C’est un lieu à part, entre mythe et mousse, que je n’ai jamais cherché à revendiquer.
Un jour, en suivant un sentier presque par hasard, j’y ai vécu quelque chose d’impossible à raconter… mais que je vais quand même essayer de partager.
Un jour en forêt
Je n’avais pas prévu grand-chose ce jour-là.
Je voulais juste marcher un peu, seule, dans les bois. J’ai quitté les sentiers trop balisés pour chercher un peu de calme, et je me suis perdue.
Rien de dramatique, j’étais juste un peu désorientée, sans réseau, dans une forêt que je ne connaissais pas si bien.
Je me suis assise contre un tronc recouvert de mousse. J’ai bu un peu d’eau, j’ai fermé les yeux, et puis je l’ai vue.
La rencontre avec Rhoswen
Une toute petite fée. Avec des ailes comme celles d’une cigale. Elle voletait lentement, presque avec maladresse, dans la lumière. Et puis elle est venue se poser sur mes cheveux.
Je suis restée immobile, complètement figée.
Je ne sais pas si c’est elle qui m’a trouvée, ou si je suis tombée dans son monde par accident.
Mais pendant quelques secondes, tout était suspendu.
Une drôle de malédiction
Et puis… quelqu’un d’autre est arrivé.
Un vieux bonhomme, tout en barbe et en reproches, qui a surgi dans un nuage de poussière sèche. Il était furieux.
Il a dit que j’avais franchi une limite, que les fées ne devaient jamais être vues par les humains, et qu’il allait m’enfermer dans une prison d’air.
Je n’ai pas eu le temps de dire un mot.
La petite fée s’est mise à tourner autour de lui, en produisant de petits sons que je n’entendais pas vraiment.
Il s’est arrêté, l’a regardée longuement, puis il a soupiré.
Et il a dit :
« Puisque l’invisible ne vous est plus caché, je vous condamne à répandre la magie sur ce monde. »
Il a prononcé une formule incompréhensible, a tapé dans ses mains, et un nuage de paillettes s’est envolé dans l’air.
Je me suis sentie comme happée en arrière.
Et la seconde d’après, j’étais à côté de ma voiture, au bord de la route.

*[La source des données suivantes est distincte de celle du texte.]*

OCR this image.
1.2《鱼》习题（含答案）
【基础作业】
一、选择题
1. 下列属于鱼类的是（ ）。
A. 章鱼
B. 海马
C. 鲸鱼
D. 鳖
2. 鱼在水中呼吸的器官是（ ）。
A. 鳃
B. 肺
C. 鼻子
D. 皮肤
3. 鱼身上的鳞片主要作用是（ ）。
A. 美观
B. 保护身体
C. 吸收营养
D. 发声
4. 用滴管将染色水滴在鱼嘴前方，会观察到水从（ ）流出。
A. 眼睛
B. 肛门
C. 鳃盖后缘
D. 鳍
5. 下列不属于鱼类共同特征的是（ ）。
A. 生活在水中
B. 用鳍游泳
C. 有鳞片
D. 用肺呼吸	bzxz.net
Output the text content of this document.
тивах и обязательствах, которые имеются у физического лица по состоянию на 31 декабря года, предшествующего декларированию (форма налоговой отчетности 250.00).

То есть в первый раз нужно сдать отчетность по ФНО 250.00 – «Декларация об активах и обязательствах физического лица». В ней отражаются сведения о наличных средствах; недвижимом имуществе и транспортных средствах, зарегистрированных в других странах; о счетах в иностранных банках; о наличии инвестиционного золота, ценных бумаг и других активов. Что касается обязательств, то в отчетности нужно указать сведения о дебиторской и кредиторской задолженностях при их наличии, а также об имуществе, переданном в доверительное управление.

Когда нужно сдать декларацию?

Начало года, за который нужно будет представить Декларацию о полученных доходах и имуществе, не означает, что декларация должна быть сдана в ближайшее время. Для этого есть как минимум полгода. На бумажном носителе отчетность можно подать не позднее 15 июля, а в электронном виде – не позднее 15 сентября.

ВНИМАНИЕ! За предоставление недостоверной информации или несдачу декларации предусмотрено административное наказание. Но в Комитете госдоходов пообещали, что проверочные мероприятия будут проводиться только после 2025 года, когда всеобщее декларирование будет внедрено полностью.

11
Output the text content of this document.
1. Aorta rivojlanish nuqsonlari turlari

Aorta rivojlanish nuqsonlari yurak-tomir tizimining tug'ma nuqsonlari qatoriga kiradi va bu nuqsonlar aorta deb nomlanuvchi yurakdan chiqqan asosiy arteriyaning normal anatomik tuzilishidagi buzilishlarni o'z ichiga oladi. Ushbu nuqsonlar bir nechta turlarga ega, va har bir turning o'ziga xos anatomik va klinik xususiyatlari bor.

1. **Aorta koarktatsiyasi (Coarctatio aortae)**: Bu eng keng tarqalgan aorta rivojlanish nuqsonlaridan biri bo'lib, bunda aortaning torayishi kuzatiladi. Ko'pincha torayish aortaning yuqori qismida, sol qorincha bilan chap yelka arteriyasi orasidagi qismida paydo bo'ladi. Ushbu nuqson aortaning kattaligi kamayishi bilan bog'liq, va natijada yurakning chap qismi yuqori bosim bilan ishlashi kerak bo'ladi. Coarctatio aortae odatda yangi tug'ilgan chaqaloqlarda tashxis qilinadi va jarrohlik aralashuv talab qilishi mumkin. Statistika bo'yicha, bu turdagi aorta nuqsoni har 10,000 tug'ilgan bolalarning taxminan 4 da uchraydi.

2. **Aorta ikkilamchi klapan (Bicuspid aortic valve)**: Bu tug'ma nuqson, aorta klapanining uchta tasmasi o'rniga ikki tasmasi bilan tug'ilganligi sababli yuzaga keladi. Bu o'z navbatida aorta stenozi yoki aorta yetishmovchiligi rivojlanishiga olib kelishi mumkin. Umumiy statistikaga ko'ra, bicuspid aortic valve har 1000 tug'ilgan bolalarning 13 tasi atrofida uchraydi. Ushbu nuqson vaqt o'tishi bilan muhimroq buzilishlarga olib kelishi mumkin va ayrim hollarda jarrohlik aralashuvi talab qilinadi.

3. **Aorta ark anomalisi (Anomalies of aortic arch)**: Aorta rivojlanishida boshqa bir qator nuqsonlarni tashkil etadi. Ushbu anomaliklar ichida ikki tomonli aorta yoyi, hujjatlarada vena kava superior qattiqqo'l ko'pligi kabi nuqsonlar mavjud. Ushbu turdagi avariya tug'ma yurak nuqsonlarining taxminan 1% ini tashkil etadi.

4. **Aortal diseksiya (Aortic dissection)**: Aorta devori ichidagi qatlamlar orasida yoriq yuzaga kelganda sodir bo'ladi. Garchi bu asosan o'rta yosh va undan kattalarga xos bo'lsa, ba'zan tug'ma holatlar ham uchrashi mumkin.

Comme si rien ne s’était passé.
Les premières ailes
Je suis rentrée chez moi un peu sonnée.
Pas certaine de ce que j’avais vécu. Pas certaine non plus de ne pas avoir rêvé.
Mais le lendemain matin, au pied de mon lit, il y avait un petit panier.

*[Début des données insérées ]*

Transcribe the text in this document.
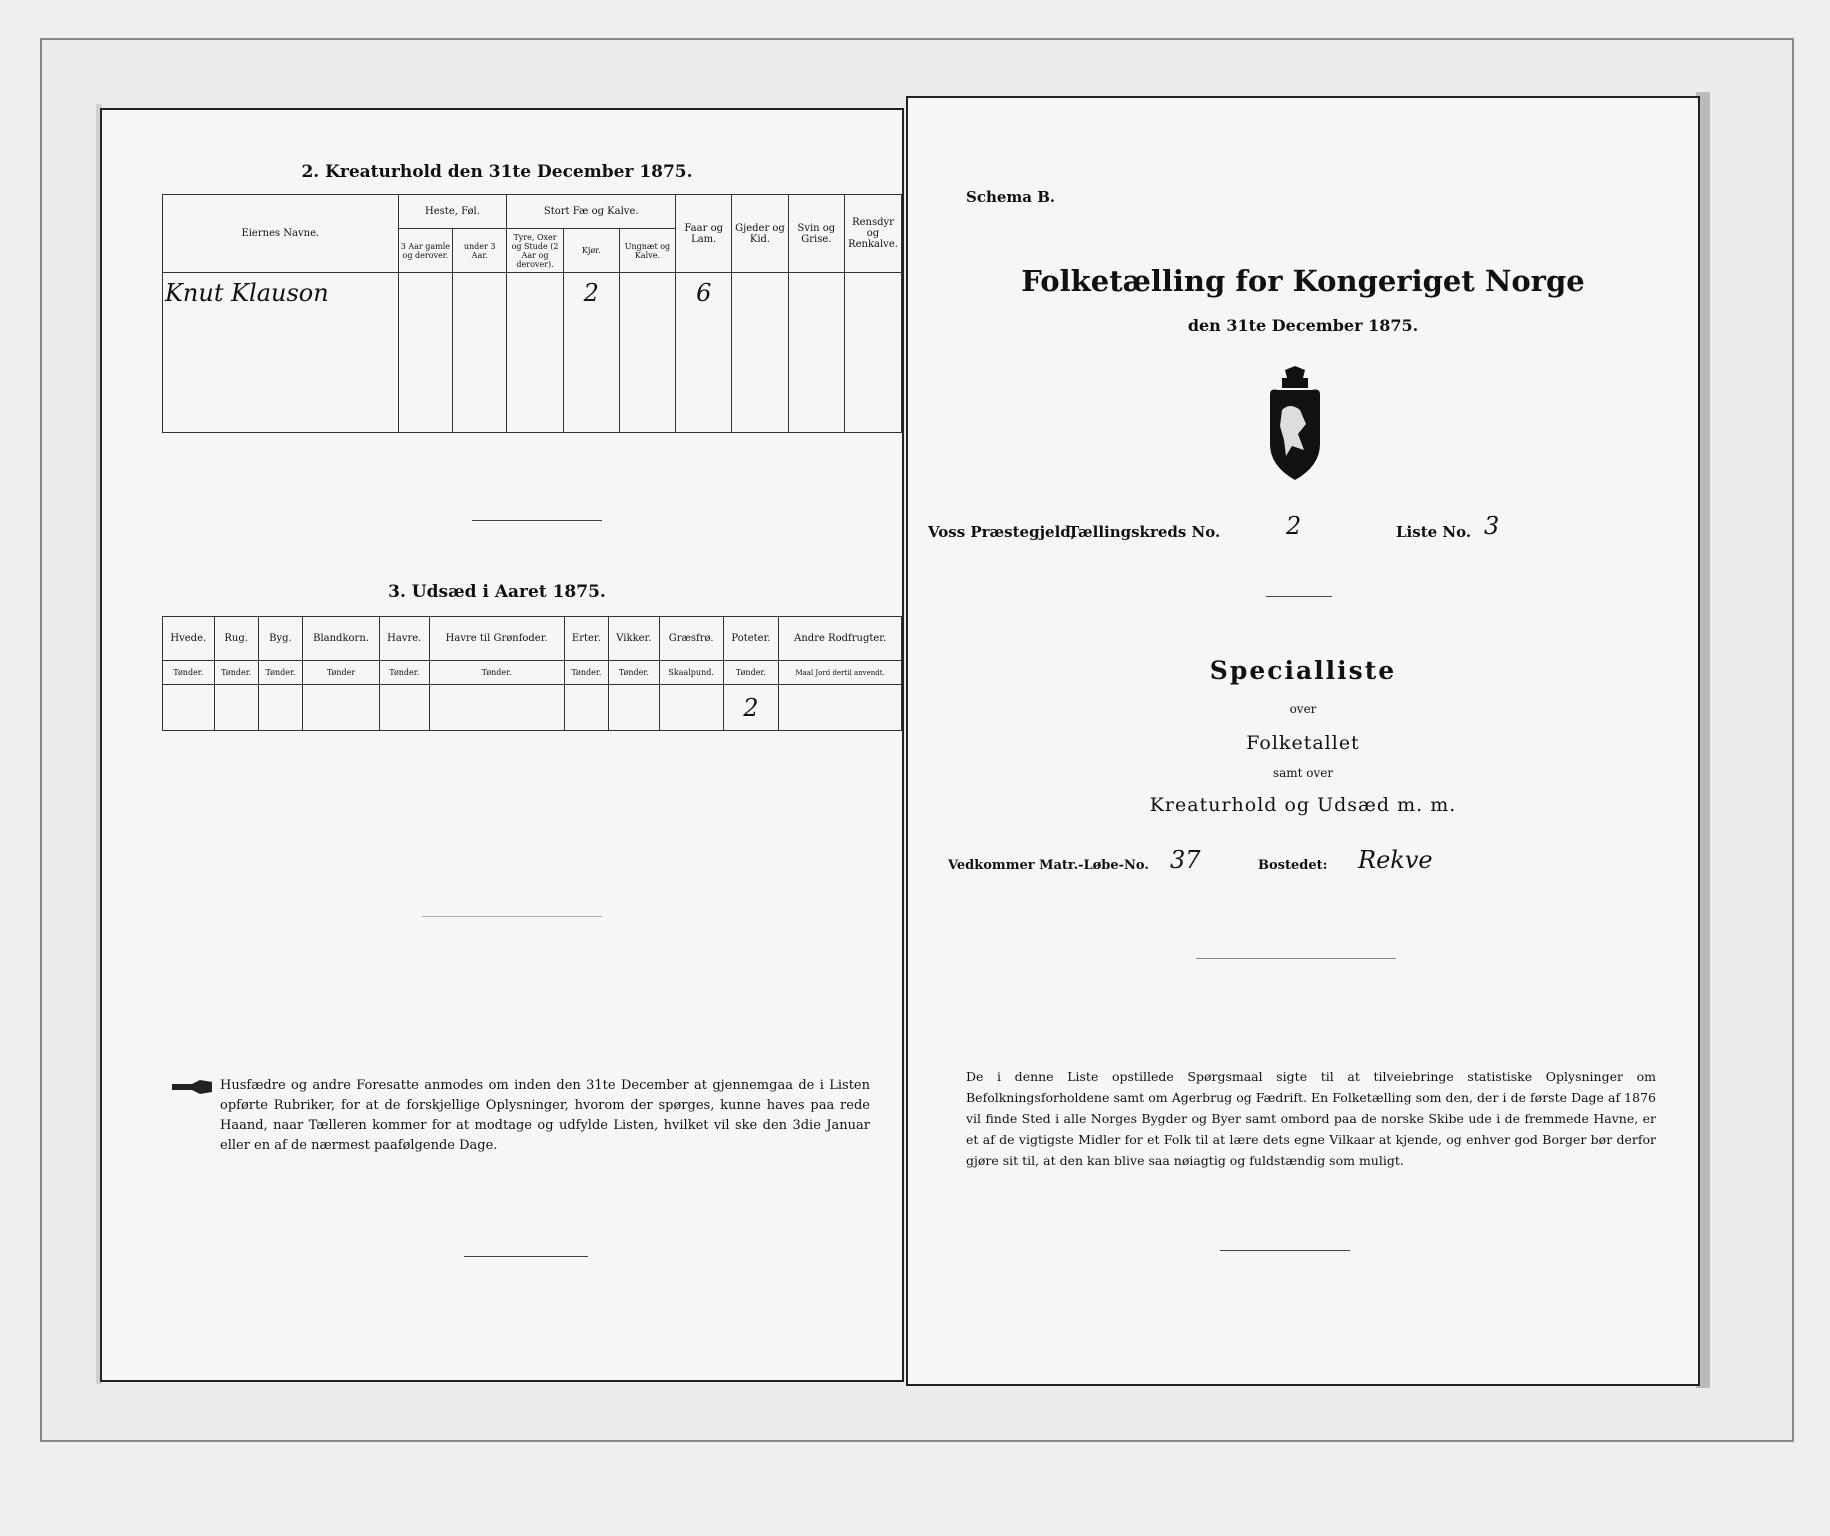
2. Kreaturhold den 31te December 1875.
Eiernes Navne.	Heste, Føl.		Stort Fæ og Kalve.			Faar og Lam.	Gjeder og Kid.	Svin og Grise.	Rensdyr og Renkalve.
	3 Aar gamle og derover.	under 3 Aar.	Tyre, Oxer og Stude (2 Aar og derover).	Kjør.	Ungnæt og Kalve.				
Knut Klauson				2		6			

3. Udsæd i Aaret 1875.
Hvede.	Rug.	Byg.	Blandkorn.	Havre.	Havre til Grønfoder.	Erter.	Vikker.	Græsfrø.	Poteter.	Andre Rodfrugter.
Tønder.	Tønder.	Tønder.	Tønder	Tønder.	Tønder.	Tønder.	Tønder.	Skaalpund.	Tønder.	Maal Jord dertil anvendt.
									2	
Husfædre og andre Foresatte anmodes om inden den 31te December at gjennemgaa de i Listen opførte Rubriker, for at de forskjellige Oplysninger, hvorom der spørges, kunne haves paa rede Haand, naar Tælleren kommer for at modtage og udfylde Listen, hvilket vil ske den 3die Januar eller en af de nærmest paafølgende Dage.
Schema B.
Folketælling for Kongeriget Norge
den 31te December 1875.
Voss Præstegjeld,
Tællingskreds No.	2	Liste No. 3
Specialliste
over
Folketallet
samt over
Kreaturhold og Udsæd m. m.
Vedkommer Matr.-Løbe-No. 37	Bostedet: Rekve
De i denne Liste opstillede Spørgsmaal sigte til at tilveiebringe statistiske Oplysninger om Befolkningsforholdene samt om Agerbrug og Fædrift. En Folketælling som den, der i de første Dage af 1876 vil finde Sted i alle Norges Bygder og Byer samt ombord paa de norske Skibe ude i de fremmede Havne, er et af de vigtigste Midler for et Folk til at lære dets egne Vilkaar at kjende, og enhver god Borger bør derfor gjøre sit til, at den kan blive saa nøiagtig og fuldstændig som muligt.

Dedans, quelques ailes vertes, très fines, presque transparentes.
Des ailes de fée. Celles de Rhoswen, j’imagine.
Je ne savais pas quoi en faire. Je ne savais même pas pourquoi elles étaient là.

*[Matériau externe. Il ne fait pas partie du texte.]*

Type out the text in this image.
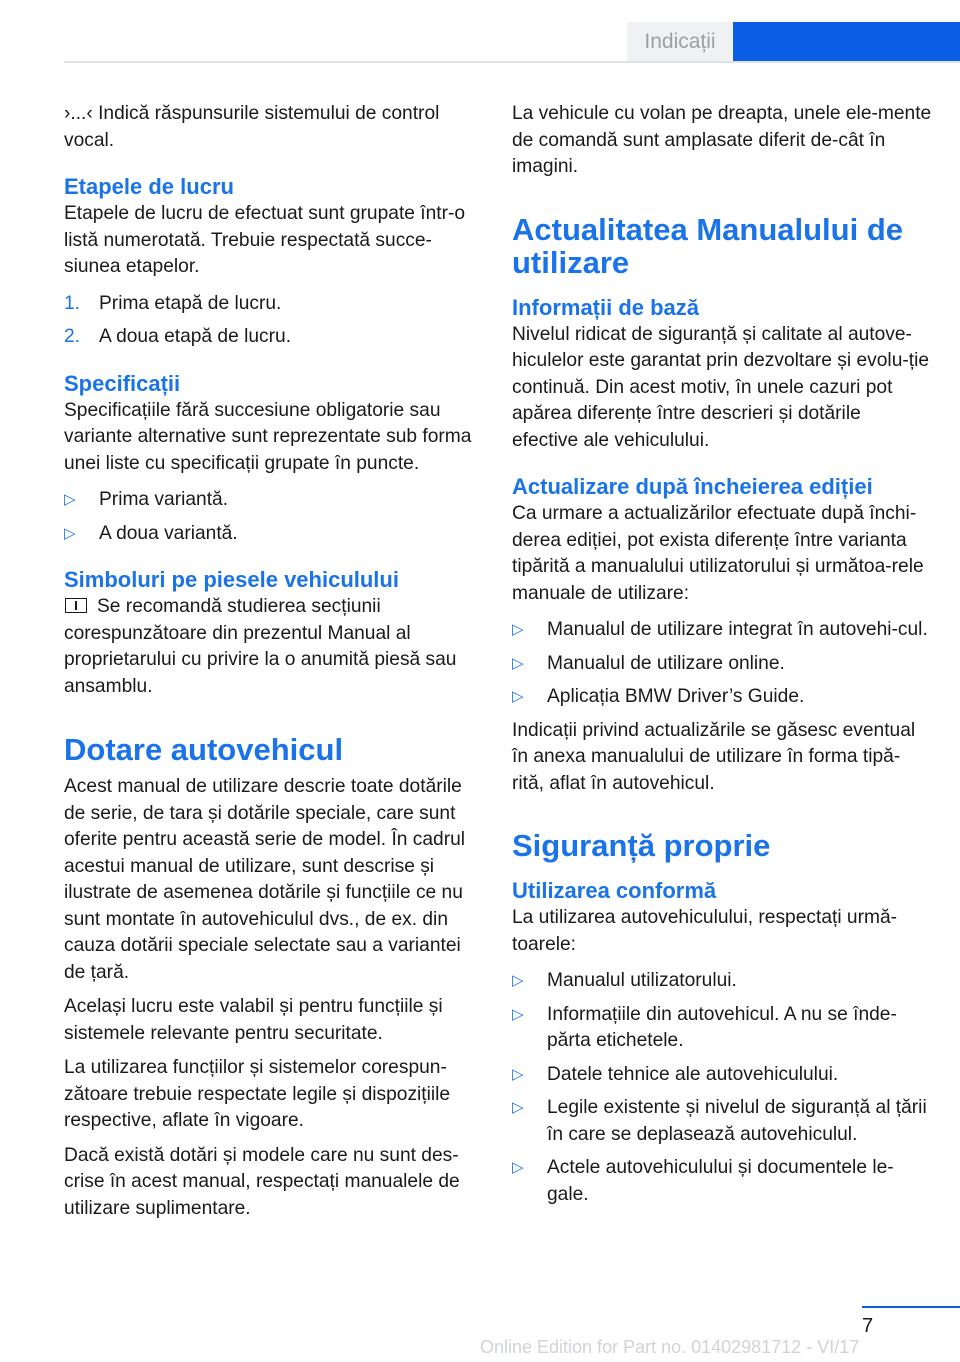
Indicații

›...‹ Indică răspunsurile sistemului de control vocal.

Etapele de lucru

Etapele de lucru de efectuat sunt grupate într-o listă numerotată. Trebuie respectată succe-siunea etapelor.

1. Prima etapă de lucru.
2. A doua etapă de lucru.
Specificații

Specificațiile fără succesiune obligatorie sau variante alternative sunt reprezentate sub forma unei liste cu specificații grupate în puncte.

▷	Prima variantă.
▷	A doua variantă.
Simboluri pe piesele vehiculului

Se recomandă studierea secțiunii corespunzătoare din prezentul Manual al proprietarului cu privire la o anumită piesă sau ansamblu.

Dotare autovehicul

Acest manual de utilizare descrie toate dotările de serie, de tara și dotările speciale, care sunt oferite pentru această serie de model. În cadrul acestui manual de utilizare, sunt descrise și ilustrate de asemenea dotările și funcțiile ce nu sunt montate în autovehiculul dvs., de ex. din cauza dotării speciale selectate sau a variantei de țară.

Același lucru este valabil și pentru funcțiile și sistemele relevante pentru securitate.

La utilizarea funcțiilor și sistemelor corespun-zătoare trebuie respectate legile și dispozițiile respective, aflate în vigoare.

Dacă există dotări și modele care nu sunt des-crise în acest manual, respectați manualele de utilizare suplimentare.

La vehicule cu volan pe dreapta, unele ele-mente de comandă sunt amplasate diferit de-cât în imagini.

Actualitatea Manualului de utilizare
Informații de bază

Nivelul ridicat de siguranță și calitate al autove-hiculelor este garantat prin dezvoltare și evolu-ție continuă. Din acest motiv, în unele cazuri pot apărea diferențe între descrieri și dotările efective ale vehiculului.

Actualizare după încheierea ediției

Ca urmare a actualizărilor efectuate după închi-derea ediției, pot exista diferențe între varianta tipărită a manualului utilizatorului și următoa-rele manuale de utilizare:

▷	Manualul de utilizare integrat în autovehi-cul.
▷	Manualul de utilizare online.
▷	Aplicația BMW Driver’s Guide.

Indicații privind actualizările se găsesc eventual în anexa manualului de utilizare în forma tipă-rită, aflat în autovehicul.

Siguranță proprie
Utilizarea conformă

La utilizarea autovehiculului, respectați urmă-toarele:

▷	Manualul utilizatorului.
▷	Informațiile din autovehicul. A nu se înde-părta etichetele.
▷	Datele tehnice ale autovehiculului.
▷	Legile existente și nivelul de siguranță al țării în care se deplasează autovehiculul.
▷	Actele autovehiculului și documentele le-gale.
7
Online Edition for Part no. 01402981712 - VI/17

Mais j’ai gardé le panier près de moi. Et quelques jours plus tard, d’autres ailes sont arrivées.
Chaque fois différentes. Chaque fois accompagnées d’une sensation étrange.
Comme si quelqu’un, quelque part, m’observait.
Ma façon de créer
Alors j’ai commencé à créer.
D’abord sans trop savoir comment. Puis en apprenant.
Chaque bijou est fait à la main, à partir d’ailes tombées naturellement par des fées rêveuses.
Je les protège dans la résine, en essayant de préserver leur éclat, leur légèreté.
Les ailes sont déjà si belles quand je les reçois. Je n’ai rien à ajouter si ce n’est quelques paillettes.
Ce sont simplement des bijoux en résine faits main, fabriqués dans le calme, avec patience.
Pourquoi féeriques ?
Je n’utilise pas ce mot à la légère.
“Féeriques”, ce n’est pas pour faire joli.
Ce n’est pas une magie à strass, ni une fantaisie enfantine.
C’est autre chose.
Un fil invisible qui relie les choses, une manière douce de voir le monde.
Créer un bijou poétique, c’est essayer de capter ce fil-là. De le rendre tangible.
Je parle parfois d’artisanat féerique, ou de création artisanale féerique, parce que je n’ai pas trouvé de mots plus simples.
Mais ce qui m’importe, c’est ce qu’on ressent en les portant. Un apaisement. Un souvenir flou. Un petit décalage, presque imperceptible.
Quelque chose qui fait silence.
Peut-être que tout cela n’était qu’un rêve.
Ou une façon détournée de trouver ma place.
Mais tant que les ailes continuent d’arriver, je les accueillerai.
Et je continuerai de les transformer en bijoux. Discrets, légers, un peu à part.
Je crois qu’il s’attend à ce que je poursuive.
Et tant que ses lettres me parviennent, je le ferai.
C’est devenu ma mission.
Répandre la magie. Rejoindre la lutte.